Eligibility Criteria (Whitelist):
| Type | Eligible |
|---|---|
boolean | ✅ Always |
user-defined (ENUM) | ✅ Always |
Columns ending with: _status, _type, _code, _category, _kind, _state, _mode, _level, _priority, _flag | ✅ |
Columns starting with: is_, has_ | ✅ |
Blocklist (Never Probe):
['name', 'email', 'phone', 'address', 'ssn', 'password',
'token', 'secret', 'note', 'comment', 'description',
'text', 'message', 'content', 'body']
3. Security Sanitization
All probed values are sanitized before storage:
| Check | Action |
|---|---|
SQL Keywords (SELECT, DROP, etc.) | Reject |
XSS Patterns (<script>, javascript:) | Reject |
SQL Injection ('--, /*, etc.) | Reject |
| Special Characters | Strip (keep alphanumeric, spaces, basic punctuation) |
| Value Length | Truncate to 50 chars |
| Cardinality | Skip if > 50 distinct values |
API Contract
Primary Method
async discoverAndIndex(): Promise<DiscoveryResult>
Output
interface DiscoveryResult {
status: 'success' | 'error';
indexedTables: number;
durationMs: number;
message?: string;
}
SchemaItem Structure
interface SchemaItem {
tableName: string; // "public.users"
content: string; // "Table: public.users\nColumns: id (integer), ..."
metadata: {
schema: string;
columns: string[];
columnTypes: { name: string; type: string }[];
sampleValues?: Record<string, string[]>; // If probing enabled
};
}
Integration Points
| System | Port | Purpose |
|---|---|---|
SchemaContextPort | index(items) | Vector storage |
DataSource | TypeORM | Database queries |
ConfigService | N/A | Feature flags |
Configuration
# Value probing (advanced)
JORVIS_VALUE_PROBING_ENABLED=false # Default: disabled for security
# Probing limits (hardcoded, change in source)
# MAX_CARDINALITY=50
# MAX_VALUE_LENGTH=50
# PROBE_TIMEOUT_MS=2000
Usage Example
// Trigger discovery (typically on startup or schedule)

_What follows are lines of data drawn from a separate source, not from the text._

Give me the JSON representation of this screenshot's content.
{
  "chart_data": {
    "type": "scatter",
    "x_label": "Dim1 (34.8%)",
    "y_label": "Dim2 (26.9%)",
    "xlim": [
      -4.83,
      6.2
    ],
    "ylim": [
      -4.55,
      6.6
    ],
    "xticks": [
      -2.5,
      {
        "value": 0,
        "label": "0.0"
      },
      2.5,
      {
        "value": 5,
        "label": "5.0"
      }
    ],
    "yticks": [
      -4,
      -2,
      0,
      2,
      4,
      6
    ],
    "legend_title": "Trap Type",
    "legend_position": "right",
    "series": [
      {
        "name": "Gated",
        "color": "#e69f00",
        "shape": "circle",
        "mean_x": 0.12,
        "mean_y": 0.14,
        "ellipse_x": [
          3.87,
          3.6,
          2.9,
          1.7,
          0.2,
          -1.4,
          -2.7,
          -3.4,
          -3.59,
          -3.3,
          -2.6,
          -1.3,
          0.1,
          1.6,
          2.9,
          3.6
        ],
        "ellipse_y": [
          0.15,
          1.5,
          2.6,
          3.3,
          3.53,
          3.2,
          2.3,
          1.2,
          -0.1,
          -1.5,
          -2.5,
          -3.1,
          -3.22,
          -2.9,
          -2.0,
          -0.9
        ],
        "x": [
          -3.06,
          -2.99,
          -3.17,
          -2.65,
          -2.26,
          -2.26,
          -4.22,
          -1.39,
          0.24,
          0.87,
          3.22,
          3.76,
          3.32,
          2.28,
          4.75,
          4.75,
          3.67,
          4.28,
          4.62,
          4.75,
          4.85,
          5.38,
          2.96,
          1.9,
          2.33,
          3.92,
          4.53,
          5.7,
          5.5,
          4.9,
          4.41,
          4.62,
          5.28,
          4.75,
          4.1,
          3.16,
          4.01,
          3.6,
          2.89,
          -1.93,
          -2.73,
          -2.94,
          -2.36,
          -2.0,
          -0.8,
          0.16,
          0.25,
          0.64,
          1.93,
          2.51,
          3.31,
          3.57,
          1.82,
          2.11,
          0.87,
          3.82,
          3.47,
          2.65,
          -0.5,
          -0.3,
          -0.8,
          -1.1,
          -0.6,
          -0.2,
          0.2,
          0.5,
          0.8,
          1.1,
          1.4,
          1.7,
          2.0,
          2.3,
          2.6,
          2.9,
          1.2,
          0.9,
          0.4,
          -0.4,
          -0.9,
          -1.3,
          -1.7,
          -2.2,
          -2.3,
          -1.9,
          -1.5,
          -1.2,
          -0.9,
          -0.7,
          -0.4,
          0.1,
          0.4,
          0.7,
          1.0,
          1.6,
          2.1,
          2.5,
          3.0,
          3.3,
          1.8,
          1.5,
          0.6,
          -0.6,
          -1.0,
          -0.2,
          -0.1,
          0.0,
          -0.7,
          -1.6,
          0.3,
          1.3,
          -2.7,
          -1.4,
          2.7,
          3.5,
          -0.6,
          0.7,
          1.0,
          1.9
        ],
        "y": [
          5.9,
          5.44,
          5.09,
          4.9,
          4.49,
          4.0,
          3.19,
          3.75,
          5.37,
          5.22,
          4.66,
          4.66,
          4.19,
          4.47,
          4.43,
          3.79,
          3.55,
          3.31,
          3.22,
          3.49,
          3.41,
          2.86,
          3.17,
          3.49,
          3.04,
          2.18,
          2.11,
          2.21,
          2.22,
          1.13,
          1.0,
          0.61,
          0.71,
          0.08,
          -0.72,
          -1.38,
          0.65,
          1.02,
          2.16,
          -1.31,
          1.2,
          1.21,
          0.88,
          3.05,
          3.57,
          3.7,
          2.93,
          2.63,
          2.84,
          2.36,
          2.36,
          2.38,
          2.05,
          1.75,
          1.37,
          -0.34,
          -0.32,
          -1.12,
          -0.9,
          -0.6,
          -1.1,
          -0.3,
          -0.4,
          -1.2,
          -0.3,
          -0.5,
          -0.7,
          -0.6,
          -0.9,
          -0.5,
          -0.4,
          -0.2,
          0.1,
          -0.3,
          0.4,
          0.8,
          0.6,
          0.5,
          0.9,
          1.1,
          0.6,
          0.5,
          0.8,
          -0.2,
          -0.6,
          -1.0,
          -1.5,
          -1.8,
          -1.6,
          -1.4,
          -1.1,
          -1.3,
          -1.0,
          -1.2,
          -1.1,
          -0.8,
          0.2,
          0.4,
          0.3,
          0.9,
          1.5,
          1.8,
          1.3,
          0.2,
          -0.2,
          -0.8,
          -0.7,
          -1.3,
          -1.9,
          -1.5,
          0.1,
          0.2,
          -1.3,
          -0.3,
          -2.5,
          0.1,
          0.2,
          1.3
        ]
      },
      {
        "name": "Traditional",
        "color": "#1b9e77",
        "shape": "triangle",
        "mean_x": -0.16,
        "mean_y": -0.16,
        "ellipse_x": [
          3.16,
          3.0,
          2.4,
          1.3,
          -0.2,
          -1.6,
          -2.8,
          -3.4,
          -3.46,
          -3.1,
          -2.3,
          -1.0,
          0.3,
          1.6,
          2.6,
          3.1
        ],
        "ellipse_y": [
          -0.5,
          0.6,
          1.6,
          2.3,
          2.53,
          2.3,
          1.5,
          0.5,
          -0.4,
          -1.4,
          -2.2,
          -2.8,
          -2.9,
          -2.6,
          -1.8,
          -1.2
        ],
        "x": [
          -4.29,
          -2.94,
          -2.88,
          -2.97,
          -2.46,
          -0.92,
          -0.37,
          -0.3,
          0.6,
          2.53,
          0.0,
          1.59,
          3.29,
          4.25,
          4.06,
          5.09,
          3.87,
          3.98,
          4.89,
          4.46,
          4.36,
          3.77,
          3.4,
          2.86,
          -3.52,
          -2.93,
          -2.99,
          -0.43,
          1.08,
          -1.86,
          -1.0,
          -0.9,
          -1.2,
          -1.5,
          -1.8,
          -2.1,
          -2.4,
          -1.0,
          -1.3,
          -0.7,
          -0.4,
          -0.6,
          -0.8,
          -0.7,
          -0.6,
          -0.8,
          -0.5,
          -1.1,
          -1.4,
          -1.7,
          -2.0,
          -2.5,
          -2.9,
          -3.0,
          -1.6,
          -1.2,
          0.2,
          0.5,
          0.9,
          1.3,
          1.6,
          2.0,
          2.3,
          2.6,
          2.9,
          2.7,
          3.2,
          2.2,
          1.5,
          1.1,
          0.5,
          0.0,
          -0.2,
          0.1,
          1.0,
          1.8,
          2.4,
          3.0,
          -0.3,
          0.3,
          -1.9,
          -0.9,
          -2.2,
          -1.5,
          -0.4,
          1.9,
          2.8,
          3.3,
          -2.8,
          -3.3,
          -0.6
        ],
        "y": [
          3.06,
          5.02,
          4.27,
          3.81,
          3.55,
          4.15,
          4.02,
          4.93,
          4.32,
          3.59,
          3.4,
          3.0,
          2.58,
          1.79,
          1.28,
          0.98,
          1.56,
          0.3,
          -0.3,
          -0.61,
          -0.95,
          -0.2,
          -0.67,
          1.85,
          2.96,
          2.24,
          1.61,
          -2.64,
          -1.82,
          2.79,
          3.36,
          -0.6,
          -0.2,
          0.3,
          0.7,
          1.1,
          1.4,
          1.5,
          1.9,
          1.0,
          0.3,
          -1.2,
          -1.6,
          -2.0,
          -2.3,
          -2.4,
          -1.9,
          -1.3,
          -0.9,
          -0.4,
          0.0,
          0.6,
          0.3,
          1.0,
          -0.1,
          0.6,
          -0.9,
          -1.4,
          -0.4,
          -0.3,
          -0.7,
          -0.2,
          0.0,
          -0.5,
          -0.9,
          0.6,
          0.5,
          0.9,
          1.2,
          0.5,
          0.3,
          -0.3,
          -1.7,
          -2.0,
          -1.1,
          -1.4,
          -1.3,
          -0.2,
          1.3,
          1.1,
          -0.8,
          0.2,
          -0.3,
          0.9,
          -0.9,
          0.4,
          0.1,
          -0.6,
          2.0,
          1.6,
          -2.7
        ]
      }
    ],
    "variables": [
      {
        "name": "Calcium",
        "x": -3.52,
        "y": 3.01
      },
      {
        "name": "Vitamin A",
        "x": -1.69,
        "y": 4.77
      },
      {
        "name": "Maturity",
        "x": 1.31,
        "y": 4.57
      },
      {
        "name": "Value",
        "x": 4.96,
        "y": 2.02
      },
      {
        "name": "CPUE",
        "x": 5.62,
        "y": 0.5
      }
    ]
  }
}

const result = await schemaDiscoveryService.discoverAndIndex();
console.log(`Indexed ${result.indexedTables} tables in ${result.durationMs}ms`);
Security Considerations
Value Probing Risk: Even with blocklists, probing can expose sensitive data if column naming conventions are not followed. Enable only in controlled environments.
Recommendations:
- Keep probing disabled by default in production
- Audit blocklist regularly for new PII patterns
- Use TABLESAMPLE (automatic) to limit data exposure
- Set statement timeout (2s default) to prevent long-running probes
Performance
| Operation | Typical Duration |
|---|---|
| Schema introspection (100 tables) | ~500ms |
| Value probing (100 tables) | ~10-30s |
| Embedding generation | Depends on vector store |